雇用主であるラーメン店側には、外国人雇用にあたって必要となる労働条件通知書と雇用契約書を新たに作成していただきました。これには、勤務時間、休日、残業の取り扱い、社会保険の適用、賃金の支払日など、すべて日本人社員と同等の条件であることを明記してもらい、適正な労働環境が整備されていることを客観的に示しました。
さらに、特定技能外国人の受け入れに際しては、生活支援や相談体制を含む「支援計画書」の提出も義務付けられています。そこで、当事務所では、日常生活で困ることがないよう、役所での各種手続き同行、銀行口座開設支援、日本語での生活相談体制、ゴミ出しルールや住宅契約の補助など、外国人が日本社会にスムーズに適応できるための具体的な支援内容を、店舗側と協議しながら計画書に落とし込みました。
今回特に注意が必要だったのは、店舗の経営状況に関する裏付けです。特定技能ビザでは、申請者本人のスキルだけでなく、雇用主が継続的に安定した雇用を提供できる体制かどうかも審査対象になります。小規模事業者であることを踏まえ、過去3期分の確定申告書、売上台帳、月次損益表などを整理し、コロナ禍以降の経営回復の見込みも含めて、補足説明書を作成しました。人員体制の変遷や、今後の売上拡大に向けた施策なども盛り込み、店舗としての成長性や雇用継続性を明確に示す工夫を行いました。

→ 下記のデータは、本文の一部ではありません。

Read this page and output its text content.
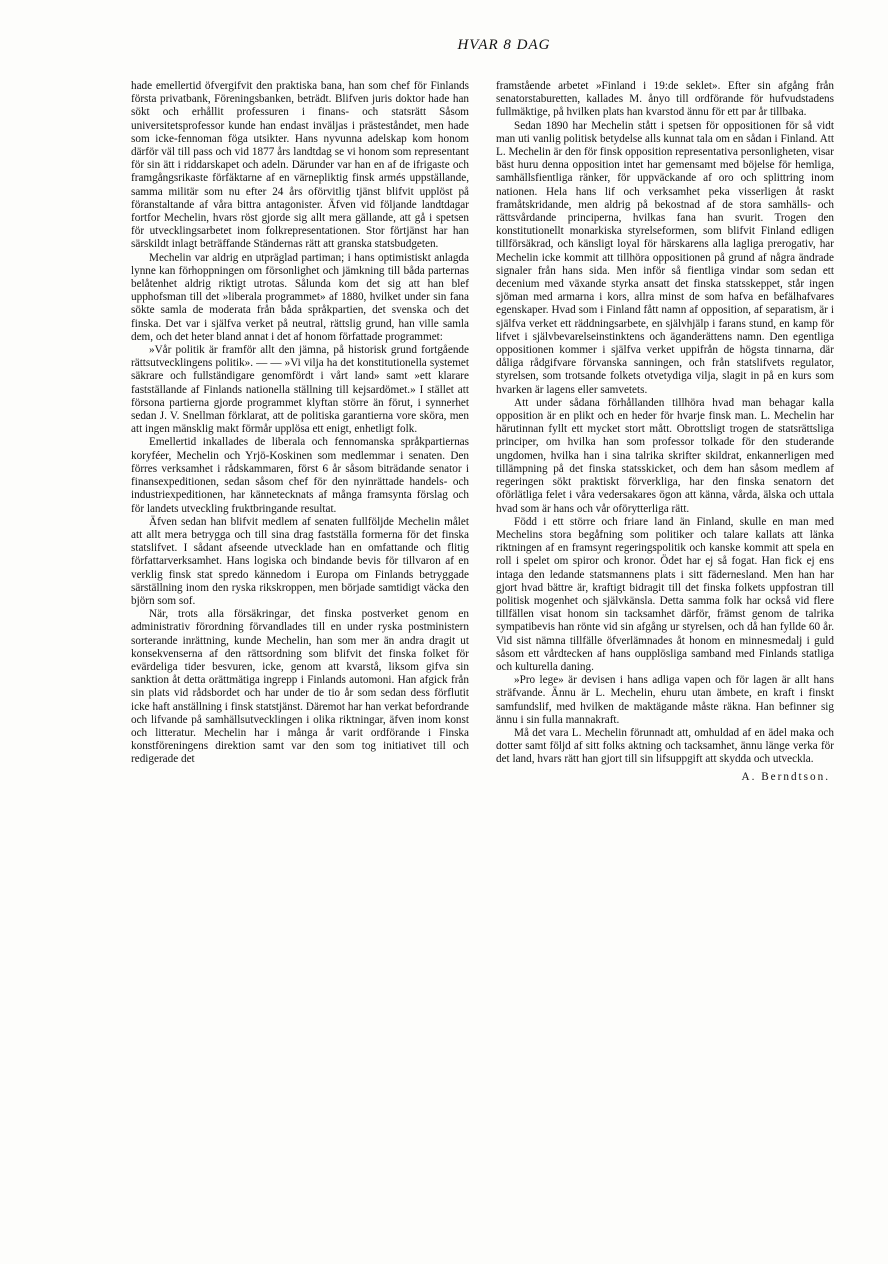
HVAR 8 DAG

hade emellertid öfvergifvit den praktiska bana, han som chef för Finlands första privatbank, Föreningsbanken, beträdt. Blifven juris doktor hade han sökt och erhållit professuren i finans- och statsrätt Såsom universitetsprofessor kunde han endast inväljas i prästeståndet, men hade som icke-fennoman föga utsikter. Hans nyvunna adelskap kom honom därför väl till pass och vid 1877 års landtdag se vi honom som representant för sin ätt i riddarskapet och adeln. Därunder var han en af de ifrigaste och framgångsrikaste förfäktarne af en värnepliktig finsk armés uppställande, samma militär som nu efter 24 års oförvitlig tjänst blifvit upplöst på föranstaltande af våra bittra antagonister. Äfven vid följande landtdagar fortfor Mechelin, hvars röst gjorde sig allt mera gällande, att gå i spetsen för utvecklingsarbetet inom folkrepresentationen. Stor förtjänst har han särskildt inlagt beträffande Ständernas rätt att granska statsbudgeten.

Mechelin var aldrig en utpräglad partiman; i hans optimistiskt anlagda lynne kan förhoppningen om försonlighet och jämkning till båda parternas belåtenhet aldrig riktigt utrotas. Sålunda kom det sig att han blef upphofsman till det »liberala programmet» af 1880, hvilket under sin fana sökte samla de moderata från båda språkpartien, det svenska och det finska. Det var i själfva verket på neutral, rättslig grund, han ville samla dem, och det heter bland annat i det af honom författade programmet:

»Vår politik är framför allt den jämna, på historisk grund fortgående rättsutvecklingens politik». — — »Vi vilja ha det konstitutionella systemet säkrare och fullständigare genomfördt i vårt land» samt »ett klarare fastställande af Finlands nationella ställning till kejsardömet.» I stället att försona partierna gjorde programmet klyftan större än förut, i synnerhet sedan J. V. Snellman förklarat, att de politiska garantierna vore sköra, men att ingen mänsklig makt förmår upplösa ett enigt, enhetligt folk.

Emellertid inkallades de liberala och fennomanska språkpartiernas koryféer, Mechelin och Yrjö-Koskinen som medlemmar i senaten. Den förres verksamhet i rådskammaren, först 6 år såsom biträdande senator i finansexpeditionen, sedan såsom chef för den nyinrättade handels- och industriexpeditionen, har kännetecknats af många framsynta förslag och för landets utveckling fruktbringande resultat.

Äfven sedan han blifvit medlem af senaten fullföljde Mechelin målet att allt mera betrygga och till sina drag fastställa formerna för det finska statslifvet. I sådant afseende utvecklade han en omfattande och flitig författarverksamhet. Hans logiska och bindande bevis för tillvaron af en verklig finsk stat spredo kännedom i Europa om Finlands betryggade särställning inom den ryska rikskroppen, men började samtidigt väcka den björn som sof.

När, trots alla försäkringar, det finska postverket genom en administrativ förordning förvandlades till en under ryska postministern sorterande inrättning, kunde Mechelin, han som mer än andra dragit ut konsekvenserna af den rättsordning som blifvit det finska folket för evärdeliga tider besvuren, icke, genom att kvarstå, liksom gifva sin sanktion åt detta orättmätiga ingrepp i Finlands automoni. Han afgick från sin plats vid rådsbordet och har under de tio år som sedan dess förflutit icke haft anställning i finsk statstjänst. Däremot har han verkat befordrande och lifvande på samhällsutvecklingen i olika riktningar, äfven inom konst och litteratur. Mechelin har i många år varit ordförande i Finska konstföreningens direktion samt var den som tog initiativet till och redigerade det

framstående arbetet »Finland i 19:de seklet». Efter sin afgång från senatorstaburetten, kallades M. ånyo till ordförande för hufvudstadens fullmäktige, på hvilken plats han kvarstod ännu för ett par år tillbaka.

Sedan 1890 har Mechelin stått i spetsen för oppositionen för så vidt man uti vanlig politisk betydelse alls kunnat tala om en sådan i Finland. Att L. Mechelin är den för finsk opposition representativa personligheten, visar bäst huru denna opposition intet har gemensamt med böjelse för hemliga, samhällsfientliga ränker, för uppväckande af oro och splittring inom nationen. Hela hans lif och verksamhet peka visserligen åt raskt framåtskridande, men aldrig på bekostnad af de stora samhälls- och rättsvårdande principerna, hvilkas fana han svurit. Trogen den konstitutionellt monarkiska styrelseformen, som blifvit Finland edligen tillförsäkrad, och känsligt loyal för härskarens alla lagliga prerogativ, har Mechelin icke kommit att tillhöra oppositionen på grund af några ändrade signaler från hans sida. Men inför så fientliga vindar som sedan ett decenium med växande styrka ansatt det finska statsskeppet, står ingen sjöman med armarna i kors, allra minst de som hafva en befälhafvares egenskaper. Hvad som i Finland fått namn af opposition, af separatism, är i själfva verket ett räddningsarbete, en självhjälp i farans stund, en kamp för lifvet i självbevarelseinstinktens och äganderättens namn. Den egentliga oppositionen kommer i själfva verket uppifrån de högsta tinnarna, där dåliga rådgifvare förvanska sanningen, och från statslifvets regulator, styrelsen, som trotsande folkets otvetydiga vilja, slagit in på en kurs som hvarken är lagens eller samvetets.

Att under sådana förhållanden tillhöra hvad man behagar kalla opposition är en plikt och en heder för hvarje finsk man. L. Mechelin har härutinnan fyllt ett mycket stort mått. Obrottsligt trogen de statsrättsliga principer, om hvilka han som professor tolkade för den studerande ungdomen, hvilka han i sina talrika skrifter skildrat, enkannerligen med tillämpning på det finska statsskicket, och dem han såsom medlem af regeringen sökt praktiskt förverkliga, har den finska senatorn det oförlätliga felet i våra vedersakares ögon att känna, vårda, älska och uttala hvad som är hans och vår oförytterliga rätt.

Född i ett större och friare land än Finland, skulle en man med Mechelins stora begåfning som politiker och talare kallats att länka riktningen af en framsynt regeringspolitik och kanske kommit att spela en roll i spelet om spiror och kronor. Ödet har ej så fogat. Han fick ej ens intaga den ledande statsmannens plats i sitt fädernesland. Men han har gjort hvad bättre är, kraftigt bidragit till det finska folkets uppfostran till politisk mogenhet och självkänsla. Detta samma folk har också vid flere tillfällen visat honom sin tacksamhet därför, främst genom de talrika sympatibevis han rönte vid sin afgång ur styrelsen, och då han fyllde 60 år. Vid sist nämna tillfälle öfverlämnades åt honom en minnesmedalj i guld såsom ett vårdtecken af hans oupplösliga samband med Finlands statliga och kulturella daning.

»Pro lege» är devisen i hans adliga vapen och för lagen är allt hans sträfvande. Ännu är L. Mechelin, ehuru utan ämbete, en kraft i finskt samfundslif, med hvilken de maktägande måste räkna. Han befinner sig ännu i sin fulla mannakraft.

Må det vara L. Mechelin förunnadt att, omhuldad af en ädel maka och dotter samt följd af sitt folks aktning och tacksamhet, ännu länge verka för det land, hvars rätt han gjort till sin lifsuppgift att skydda och utveckla.

A. Berndtson.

その結果、追加の資料請求もなく、申請から約2か月という比較的スムーズな流れで、「特定技能(外食業)」への在留資格変更が許可されました。本人のスキルと努力、そして店舗側の誠実な体制整備が、審査官にも十分に伝わったものと考えています。
解決イメージ
在留資格変更が許可された現在、対象の外国人スタッフはラーメン店の正社員として正式に雇用され、調理補助だけでなく厨房のメイン業務も任されるようになりました。これまでアルバイトとして積み重ねてきた経験と、日本語での円滑な接客能力を活かし、今では新メニューの提案などにも積極的に取り組んでいます。
お客様からも、彼の笑顔と丁寧な接客が好評で、地域に愛される店づくりの一翼を担ってくれています。何より、本人にとっても日本での生活を継続できたことが大きな励みとなり、今後のキャリアを具体的に考えるきっかけにもなっているようです。生活面でも安定した住居が確保され、店舗スタッフとの関係も良好であるため、業務への集中度が増し、仕事の質にも好影響を与えています。
店主様からは、「彼がうちにいてくれて本当に良かった」「将来的には店の中心的存在としてさらに活躍してほしい」との声をいただき、店舗全体が新たな一体感と希望に満ちた雰囲気に包まれています。外国人スタッフの力を活かした地域密着の店舗経営が、今後も広がっていくことを願ってやみません。